For the first time, “American Idol” will parlay its monster ratings into a massive charity event, staging the two-night “Idol Gives Back.”
In between the usual dose of Simon’s acerbic bites, Randy’s “dawg” barks and Paula’s eccentric stands, “Idol” will attempt to raise awareness for groups that help poverty-stricken children in the U.S. and in Africa. Event is set to air as part of “Idol’s” April 24 and 25 episodes.
As part of the campaign, “Idol” sponsors Coca-Cola and AT&T (along with other corporations) will donate money to a variety of charities for every vote cast by viewers.

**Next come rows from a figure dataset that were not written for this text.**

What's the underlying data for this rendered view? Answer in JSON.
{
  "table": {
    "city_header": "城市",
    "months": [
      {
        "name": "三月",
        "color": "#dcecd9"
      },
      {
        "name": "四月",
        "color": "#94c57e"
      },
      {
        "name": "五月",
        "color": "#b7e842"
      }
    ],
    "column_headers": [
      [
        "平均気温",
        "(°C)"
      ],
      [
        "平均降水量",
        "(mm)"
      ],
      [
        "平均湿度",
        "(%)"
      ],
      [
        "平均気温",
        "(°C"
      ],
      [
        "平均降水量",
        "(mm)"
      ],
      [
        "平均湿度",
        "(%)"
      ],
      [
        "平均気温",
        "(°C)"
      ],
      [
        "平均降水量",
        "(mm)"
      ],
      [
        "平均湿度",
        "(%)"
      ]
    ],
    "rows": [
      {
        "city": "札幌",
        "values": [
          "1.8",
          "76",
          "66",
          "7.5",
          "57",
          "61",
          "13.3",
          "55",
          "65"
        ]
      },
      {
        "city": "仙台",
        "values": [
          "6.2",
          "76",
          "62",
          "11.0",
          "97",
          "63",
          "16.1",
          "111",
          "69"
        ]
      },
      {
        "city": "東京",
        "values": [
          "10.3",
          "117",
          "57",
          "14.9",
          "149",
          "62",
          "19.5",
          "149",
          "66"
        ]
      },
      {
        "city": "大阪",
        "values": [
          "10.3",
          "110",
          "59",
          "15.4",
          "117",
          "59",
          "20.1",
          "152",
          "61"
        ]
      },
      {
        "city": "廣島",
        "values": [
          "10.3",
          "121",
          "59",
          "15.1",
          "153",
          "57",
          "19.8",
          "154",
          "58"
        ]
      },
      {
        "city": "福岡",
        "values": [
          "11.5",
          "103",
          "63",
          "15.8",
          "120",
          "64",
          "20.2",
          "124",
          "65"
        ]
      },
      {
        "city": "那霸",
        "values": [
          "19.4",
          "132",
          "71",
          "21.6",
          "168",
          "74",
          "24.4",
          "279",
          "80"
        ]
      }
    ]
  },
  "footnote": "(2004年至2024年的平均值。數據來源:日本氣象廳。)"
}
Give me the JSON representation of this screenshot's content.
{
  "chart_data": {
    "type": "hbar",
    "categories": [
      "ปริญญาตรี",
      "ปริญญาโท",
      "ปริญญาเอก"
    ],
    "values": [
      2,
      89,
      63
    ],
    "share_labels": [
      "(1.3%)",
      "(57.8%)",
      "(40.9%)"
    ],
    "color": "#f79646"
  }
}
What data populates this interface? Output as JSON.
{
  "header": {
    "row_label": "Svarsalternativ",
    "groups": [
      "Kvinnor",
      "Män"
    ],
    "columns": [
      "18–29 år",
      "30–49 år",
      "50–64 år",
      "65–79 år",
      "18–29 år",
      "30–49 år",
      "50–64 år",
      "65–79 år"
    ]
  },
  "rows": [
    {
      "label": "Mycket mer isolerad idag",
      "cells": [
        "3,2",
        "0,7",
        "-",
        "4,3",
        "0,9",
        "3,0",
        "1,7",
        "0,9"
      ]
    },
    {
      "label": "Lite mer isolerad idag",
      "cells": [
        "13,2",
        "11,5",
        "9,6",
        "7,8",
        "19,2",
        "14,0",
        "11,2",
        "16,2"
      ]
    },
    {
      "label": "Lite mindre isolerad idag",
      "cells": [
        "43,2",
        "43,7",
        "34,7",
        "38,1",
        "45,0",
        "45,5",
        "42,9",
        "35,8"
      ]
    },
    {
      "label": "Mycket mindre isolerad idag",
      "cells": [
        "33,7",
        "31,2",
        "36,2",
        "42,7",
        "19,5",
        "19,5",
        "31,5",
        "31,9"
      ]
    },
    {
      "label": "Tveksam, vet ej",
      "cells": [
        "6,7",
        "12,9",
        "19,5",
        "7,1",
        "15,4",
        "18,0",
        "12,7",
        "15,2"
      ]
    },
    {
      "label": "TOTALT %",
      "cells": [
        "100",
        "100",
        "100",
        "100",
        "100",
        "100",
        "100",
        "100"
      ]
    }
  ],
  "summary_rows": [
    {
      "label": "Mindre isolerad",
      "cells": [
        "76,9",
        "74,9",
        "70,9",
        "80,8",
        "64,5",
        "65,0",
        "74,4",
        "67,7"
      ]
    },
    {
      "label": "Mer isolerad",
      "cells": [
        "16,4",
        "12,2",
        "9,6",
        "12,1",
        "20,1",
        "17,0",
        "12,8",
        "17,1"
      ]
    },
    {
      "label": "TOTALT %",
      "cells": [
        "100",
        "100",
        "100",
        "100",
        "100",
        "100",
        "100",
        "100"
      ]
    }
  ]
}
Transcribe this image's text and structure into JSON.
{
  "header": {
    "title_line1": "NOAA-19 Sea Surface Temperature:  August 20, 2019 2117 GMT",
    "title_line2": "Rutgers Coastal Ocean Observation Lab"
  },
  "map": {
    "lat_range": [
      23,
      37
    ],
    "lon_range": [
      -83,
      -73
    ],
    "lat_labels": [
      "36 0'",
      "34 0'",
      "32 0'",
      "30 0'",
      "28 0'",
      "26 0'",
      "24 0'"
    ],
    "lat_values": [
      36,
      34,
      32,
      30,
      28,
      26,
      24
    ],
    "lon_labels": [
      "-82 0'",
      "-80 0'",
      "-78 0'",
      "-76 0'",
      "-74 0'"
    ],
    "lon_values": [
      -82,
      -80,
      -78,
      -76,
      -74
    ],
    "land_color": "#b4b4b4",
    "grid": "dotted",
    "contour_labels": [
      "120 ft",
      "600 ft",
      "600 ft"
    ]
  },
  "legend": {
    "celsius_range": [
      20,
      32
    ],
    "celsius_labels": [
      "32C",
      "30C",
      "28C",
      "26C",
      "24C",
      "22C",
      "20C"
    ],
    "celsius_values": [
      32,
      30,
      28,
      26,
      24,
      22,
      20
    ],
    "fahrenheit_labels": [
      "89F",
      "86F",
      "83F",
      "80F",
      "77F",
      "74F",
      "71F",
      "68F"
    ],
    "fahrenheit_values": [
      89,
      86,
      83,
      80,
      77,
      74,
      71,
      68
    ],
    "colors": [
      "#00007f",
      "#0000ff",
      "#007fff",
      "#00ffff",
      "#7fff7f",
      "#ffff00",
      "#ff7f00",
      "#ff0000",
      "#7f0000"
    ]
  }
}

Ford will also donate via its weekly musicvideo, and the TV aud will be pointed to a toll-free line to make donations as well.
“American Idol” exec producer Simon Fuller, judge Simon Cowell and screenwriter-humanitarian Richard Curtis (“Four Weddings and a Funeral,” “Notting Hill”) — who helped organized the Live 8 concerts with Bob Geldof and Bono — are behind “Idol Gives Back.”
“We felt it was a natural fit,” said News Corp. prexy-chief operating officer Peter Chernin. “For the past five seasons, viewers have fulfilled the dreams of the contestants. Now they have the chance to help us change the lives of children and young people in need and at risk, here in the U.S. as well as in Africa.”
During the two-night event, the six remaining “Idol” contestants will sing songs on the Tuesday episode that are considered uplifting “life anthems,” focused on “compassion and hope.”
The Wednesday night two-hour results show will feature artists and celebs including Gwen Stefani, Josh Groban, Pink, Annie Lennox and Sasha Baron Cohen (in character as Borat). Insiders say Stefani, Groban, Pink and Lennox will likely perform onstage.
Also potentially visiting the “Idol” stage that night: Bono himself.
“We’ll see worlds collide when Africa appears on America’s most-watched TV show,” Bono said in a statement. “This is a big deal. I wouldn’t underestimate the reach of this show or the impact its audience can have.”
Charities set to benefit from the event include the U.S. Fund for UNICEF; the Charity Projects Entertainment Fund; the Global Fight to Fund AIDS, Tuberculosis and Malaria; Save the Children; Nothing But Nets; and Malaria No More.
“Idol” exec producer Simon Fuller said he was approached by Curtis to launch a televised charity effort in the U.S. on par with Curtis’ BBC-backed “Red Nose Day” event, which has raised $820 million.
Red Nose Day was launched in the mid-1980s by the U.K. charity Comic Relief and is held every other year to raise money, culminating with a special on the BBC. Fund-raising includes the sale of specialty foam red noses at shops around the country. This year, Red Nose Day will be held on March 16.
“After lengthy discussions, it occurred to me that we should use ‘American Idol’ as an existing platform to premiere this idea,” Fuller said. “Red Nose Day is an extraordinary institution, and I am hoping that ‘Idol Gives Back’ is an enormous success, raising awareness and huge amounts of money for all these wonderfully deserving causes, and allowing us to continue to make these important, world-changing shows for many years to come.”
The two-day special will also include footage of a recent trip that Cowell and “Idol” host Ryan Seacrest took to Africa, as well as a visit by Cowell, Seacrest, Abdul and Jackson to portions of Kentucky, Mississippi and Louisiana still recovering from Hurricane Katrina.
“Having witnessed some of the appalling conditions in Africa first hand, I’m especially proud that our show is offering Americans the chance to help those most in need,” Cowell said. “Ensuring that American charities will equally benefit from these efforts was one of my priorities.”
The show has also partnered with Scholastic to develop a companion Web site for teachers and students.